Влодек встал и оглядел остальных с высоты своих 174 сантиметров. Он был взбешен. Так взбешен, что даже смеяться больше не мог, и губы у него побелели. Катажина с замиранием сердца подумала: «Как он красив!» А Влодек смотрел на всех с глубокой убежденностью в собственной правоте.
— Я думал, — сказал он, — что буду проводить каникулы в обществе интеллигентных людей. Простите, я ошибся, sorry. Никто здесь не тявкает и не мяукает. Просто некто пришел в ужас от уровня умственного развития своих приятелей. Когда опомнитесь, не сочтите за труд сообщить об этом нижеподписавшемуся. Быть может, он позволит себя умолить и вернется. Хотите знать, кто вы? Silly kids[4]!
— Oh, darling[5], — пролепетала Катажина. — Как ты можешь?
— Глупые сопляки! — с яростью подтвердил Влодек.
— Ты так думаешь? — спокойно поинтересовался Брошек.
— Да, я так думаю!
Влодек повернулся и хотел было уйти, но Ика встала у него на пути.

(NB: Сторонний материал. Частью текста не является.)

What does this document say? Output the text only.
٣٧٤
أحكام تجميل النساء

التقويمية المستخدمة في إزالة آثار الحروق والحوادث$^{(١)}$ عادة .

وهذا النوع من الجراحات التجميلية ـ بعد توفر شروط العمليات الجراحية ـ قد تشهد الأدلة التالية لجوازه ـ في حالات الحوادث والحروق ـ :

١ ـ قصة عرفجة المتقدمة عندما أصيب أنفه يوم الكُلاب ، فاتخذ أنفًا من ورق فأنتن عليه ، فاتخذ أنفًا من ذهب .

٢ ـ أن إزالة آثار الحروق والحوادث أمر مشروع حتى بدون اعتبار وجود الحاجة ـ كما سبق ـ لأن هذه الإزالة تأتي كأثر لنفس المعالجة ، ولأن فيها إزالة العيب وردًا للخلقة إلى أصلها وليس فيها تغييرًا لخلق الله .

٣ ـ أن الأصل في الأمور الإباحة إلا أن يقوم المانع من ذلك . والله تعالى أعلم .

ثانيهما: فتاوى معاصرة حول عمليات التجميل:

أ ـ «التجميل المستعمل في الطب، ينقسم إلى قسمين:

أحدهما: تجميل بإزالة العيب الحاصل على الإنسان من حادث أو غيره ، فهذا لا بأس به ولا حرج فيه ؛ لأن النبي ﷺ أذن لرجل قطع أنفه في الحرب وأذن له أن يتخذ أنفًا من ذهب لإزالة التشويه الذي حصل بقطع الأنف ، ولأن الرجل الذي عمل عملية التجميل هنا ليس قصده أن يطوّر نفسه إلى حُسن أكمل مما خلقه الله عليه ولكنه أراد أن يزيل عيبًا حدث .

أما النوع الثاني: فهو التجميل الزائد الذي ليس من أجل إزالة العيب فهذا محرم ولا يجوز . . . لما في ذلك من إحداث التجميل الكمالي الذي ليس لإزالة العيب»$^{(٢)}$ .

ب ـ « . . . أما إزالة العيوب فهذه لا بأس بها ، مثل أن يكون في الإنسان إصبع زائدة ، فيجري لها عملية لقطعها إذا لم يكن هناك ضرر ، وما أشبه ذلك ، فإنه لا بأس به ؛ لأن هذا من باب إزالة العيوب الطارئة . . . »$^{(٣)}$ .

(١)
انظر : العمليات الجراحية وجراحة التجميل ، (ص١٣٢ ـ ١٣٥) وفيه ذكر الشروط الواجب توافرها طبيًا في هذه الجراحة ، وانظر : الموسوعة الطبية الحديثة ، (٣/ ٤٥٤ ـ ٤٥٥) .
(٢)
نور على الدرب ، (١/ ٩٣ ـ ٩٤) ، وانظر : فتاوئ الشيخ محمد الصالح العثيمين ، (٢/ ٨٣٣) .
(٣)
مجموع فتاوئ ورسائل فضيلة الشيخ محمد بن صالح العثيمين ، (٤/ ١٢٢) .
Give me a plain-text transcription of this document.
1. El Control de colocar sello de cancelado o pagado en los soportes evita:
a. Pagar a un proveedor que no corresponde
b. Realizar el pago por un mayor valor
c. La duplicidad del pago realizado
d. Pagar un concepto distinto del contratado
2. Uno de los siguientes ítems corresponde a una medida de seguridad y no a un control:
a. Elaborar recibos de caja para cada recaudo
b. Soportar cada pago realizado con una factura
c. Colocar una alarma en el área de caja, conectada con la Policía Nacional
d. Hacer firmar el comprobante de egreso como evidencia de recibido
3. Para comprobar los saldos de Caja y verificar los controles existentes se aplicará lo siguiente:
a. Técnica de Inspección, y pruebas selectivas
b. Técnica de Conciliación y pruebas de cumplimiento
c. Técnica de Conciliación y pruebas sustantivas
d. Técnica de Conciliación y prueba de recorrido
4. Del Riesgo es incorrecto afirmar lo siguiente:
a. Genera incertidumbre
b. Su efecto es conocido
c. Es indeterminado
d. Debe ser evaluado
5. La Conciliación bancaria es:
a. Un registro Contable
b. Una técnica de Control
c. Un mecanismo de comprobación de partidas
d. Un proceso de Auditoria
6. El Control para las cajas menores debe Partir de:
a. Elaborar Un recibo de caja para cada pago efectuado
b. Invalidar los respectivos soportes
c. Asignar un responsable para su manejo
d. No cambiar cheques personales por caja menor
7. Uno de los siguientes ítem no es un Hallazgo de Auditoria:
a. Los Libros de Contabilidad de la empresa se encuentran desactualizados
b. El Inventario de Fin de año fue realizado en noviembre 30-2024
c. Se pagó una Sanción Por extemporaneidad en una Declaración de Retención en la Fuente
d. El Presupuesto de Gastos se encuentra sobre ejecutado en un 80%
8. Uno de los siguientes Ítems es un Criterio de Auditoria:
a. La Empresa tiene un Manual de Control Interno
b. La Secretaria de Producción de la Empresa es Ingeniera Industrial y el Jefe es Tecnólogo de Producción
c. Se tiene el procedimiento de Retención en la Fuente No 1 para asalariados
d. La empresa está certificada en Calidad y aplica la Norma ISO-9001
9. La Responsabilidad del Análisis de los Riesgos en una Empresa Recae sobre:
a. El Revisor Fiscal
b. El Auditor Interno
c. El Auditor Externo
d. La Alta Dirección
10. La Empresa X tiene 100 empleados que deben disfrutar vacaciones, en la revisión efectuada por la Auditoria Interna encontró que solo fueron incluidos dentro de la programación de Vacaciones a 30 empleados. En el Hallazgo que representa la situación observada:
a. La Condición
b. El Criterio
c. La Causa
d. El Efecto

— Минуточку, — сказала она. — Во-первых: если уж ты не можешь обойтись без английских слов, позаботься о своем произношении. У меня хоть и нет слуха, но уши уже болят. И во-вторых: мало просто есть — нужно уметь выбирать здоровую пищу, мало просто жить — нужно уметь жить с людьми, мало просто думать — нужно научиться думать разумно.
— Для кого предназначена сия речь? — спросил Влодек.
— Для тебя, you ass[6]! — с безупречным произношением пояснила Ика. — По твоему мнению, идея, которая всем показалась колоссальной, — полная чепуха. А по нашему мнению, эта чепуха гениальна. Давай проверим. Устроим суд. Ты будешь обвинителем, мы с Брошеком — защитниками, а уважаемый всеми Альберт нас рассудит. Правда, она на твоей персоне чуток сдвинулась, но, надеюсь, способности мыслить еще не утратила.
Катажина надула губы.
— В этом обществе не я одна сдвинулась, — сказала она. — Могу назвать по крайней мере еще двоих.
Брошек поперхнулся, а Ика закашлялась. Но Катажина была незлопамятна и больше к этой теме не возвращалась.
— Тем не менее я готова вас рассудить, — добавила она тоном заправского судьи.
— Это может быть любопытно, — пробормотал Влодек. А поскольку он осознал, что несдержанность не очень-то вяжется со сложившимися у него представлениями о неизменном хладнокровии истинных джентльменов, то, прежде чем приступить к развенчанию Пацулкиной идеи, поклонился присутствующим и сказал: — Прошу меня извинить за мое недавнее поведение.